Genetic Makeup of Tumors More Complex Than Thought
New Research Shows ‘Personalized’ Treatment for Cancer Not So ‘Simple’
WebMD Health News
March 8, 2012 — A small study that shows a surprising complexity of genetic changes within a single tumor has far-reaching implications for the march toward personalized cancer therapy, according to researchers.
A single biopsy from a tumor might not be sufficient to give a full picture of its genetic landscape, a team from the United Kingdom reports.
When the researchers examined 10 biopsies taken from a single kidney cancer tumor, they found “an extraordinary amount of diversity” in the genetic changes that had taken place in different parts of the tumor.
“There were more differences between biopsies from the same tumor at the genetic level than there were similarities,” said researcher Charles Swanton, MD, PhD, from the Cancer Research UK, London Institute, and the University College London, United Kingdom.
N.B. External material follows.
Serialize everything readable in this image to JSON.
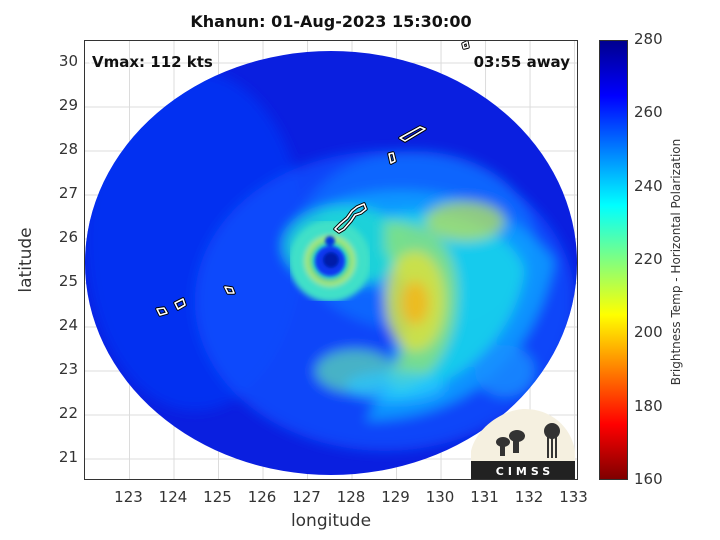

The findings, published in the New England Journal of Medicine, were highlighted at a London news conference organized by Cancer Research UK, which funded the study.
The team also found differences in genetic changes between the primary tumor and places in the body where the cancer spread. Similar findings have been documented by other research groups.
But it is the extent of the genetic changes that is surprising, the researchers note.
Far-Reaching Implications
The findings have far-reaching implications for the efforts currently being directed toward personalized cancer therapy, in which therapy is targeted at genetic changes identified in tumor tissue. Swanton cautioned that “if you take only one biopsy, you could be misled clinically.”
“I don’t want to rain on anyone’s parade, but the whole situation is far more complex than we could have imagined,” he said.
“The simple view of directing therapy on the basis of genetic tumor markers is probably too simple,” agrees Dan Longo, MD, deputy editor of the New England Journal of Medicine, in an accompanying editorial.
“A whole new world has been anticipated in which patients will undergo a needle biopsy of a tumor in an outpatient clinic, and a little while later, an active treatment will be devised for each patient on the basis of the distinctive genetic characteristics of the tumor,” Longo writes.
However, a serious flaw in this imagined future of cancer treatment is the underestimation of genetic diversity within a tumor, he notes.